Perhaps the biggest sin of VEMOM is that it's so distractingly chaotic when it comes to a unifying tone.  There are times when it appears that Fleischer and company are aiming for broad comedy approaching camp...only then to shift gears into body disturbance horror...and only then to segue to romance and drama...and all to the point of inspiring dizziness in audience members.  Clearly, a film about a mild mannered man being infected by an alien entity that has its way with him can't rely on a subtle approach considering how mad the premise is, but VENOM lacks so much focus that it should have been prescribed Ritalin.  And then there's the questionable nature of its PG-13 rating (rumors abounded that it would aim for an R, only later to be overruled for a more audience and box office friendly PG-13).  VENOM certainly pushes the boundaries of the PG-13 rating, especially in terms of violence and mayhem (granted, it's all rather bloodless and implied).  Still, I couldn't shake the thought of how much more nerve this film could have had as an R, in much the same way that, for example, the DEADPOOL films had.  Venom may be all teeth, but the film he occupies has no balls. 

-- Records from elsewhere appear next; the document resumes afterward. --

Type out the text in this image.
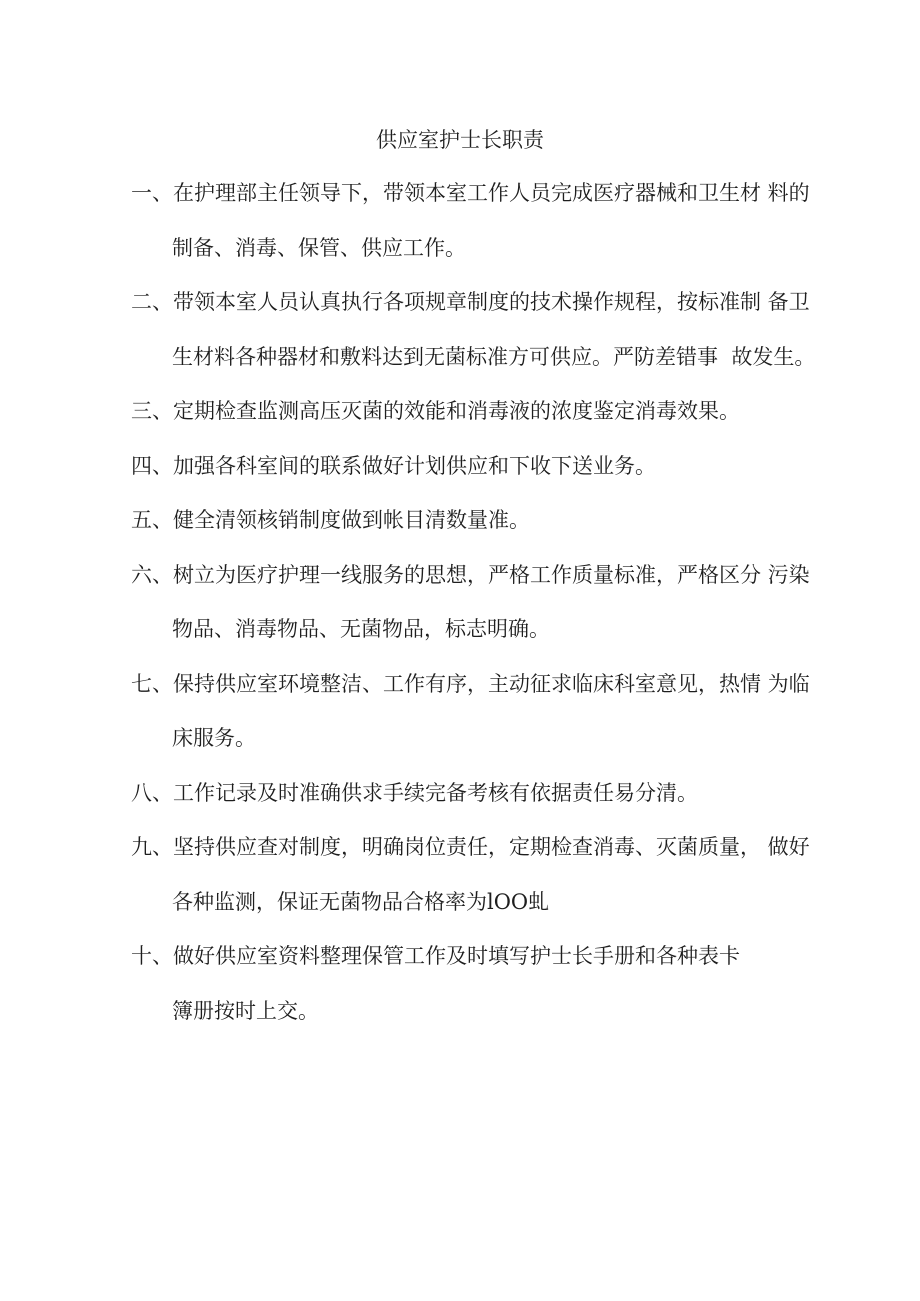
供应室护士长职责
一、在护理部主任领导下，带领本室工作人员完成医疗器械和卫生材 料的
制备、消毒、保管、供应工作。
二、带领本室人员认真执行各项规章制度的技术操作规程，按标准制 备卫
生材料各种器材和敷料达到无菌标准方可供应。严防差错事  故发生。
三、定期检查监测高压灭菌的效能和消毒液的浓度鉴定消毒效果。
四、加强各科室间的联系做好计划供应和下收下送业务。
五、健全清领核销制度做到帐目清数量准。
六、树立为医疗护理一线服务的思想，严格工作质量标准，严格区分 污染
物品、消毒物品、无菌物品，标志明确。
七、保持供应室环境整洁、工作有序，主动征求临床科室意见，热情 为临
床服务。
八、工作记录及时准确供求手续完备考核有依据责任易分清。
九、坚持供应查对制度，明确岗位责任，定期检查消毒、灭菌质量， 做好
各种监测，保证无菌物品合格率为lOO虬
十、做好供应室资料整理保管工作及时填写护士长手册和各种表卡
簿册按时上交。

Also, considering that this film has ten years up on SPIDER-MAN 3 in terms of using cutting edge VFX to create Venom, the character shown here fails to look all that much more advanced apart from his Topher Grace doppelganger.  And when VENOM careens towards a spectacularly prosaic action climax (featuring mostly shoddy CGI beasties battling one another) it's of the decidedly ho-hum variety (note to Fleischer and the effects team - placing your all black monster in scenes mostly at night all but makes the action hard to delineate at times).  VENOM is both a dementedly silly movie as well as one without much of a unifying personality.  Overall, the character here is more cartoonish than scary, and perhaps he ultimately only works well when given the opportunity to play a sinister villain opposite of Spider-man, leading me to think that Venom alone isn't compelling enough to carry a film.  Some of VENOM's macabre eccentricities are inspired and make the film rise well above failure status, but in the already crowded comic book film adaptation marketplace, the film sort of just blows by aimlessly and without much of a game plan...like (to quote its anti-hero) a "turd in the wind."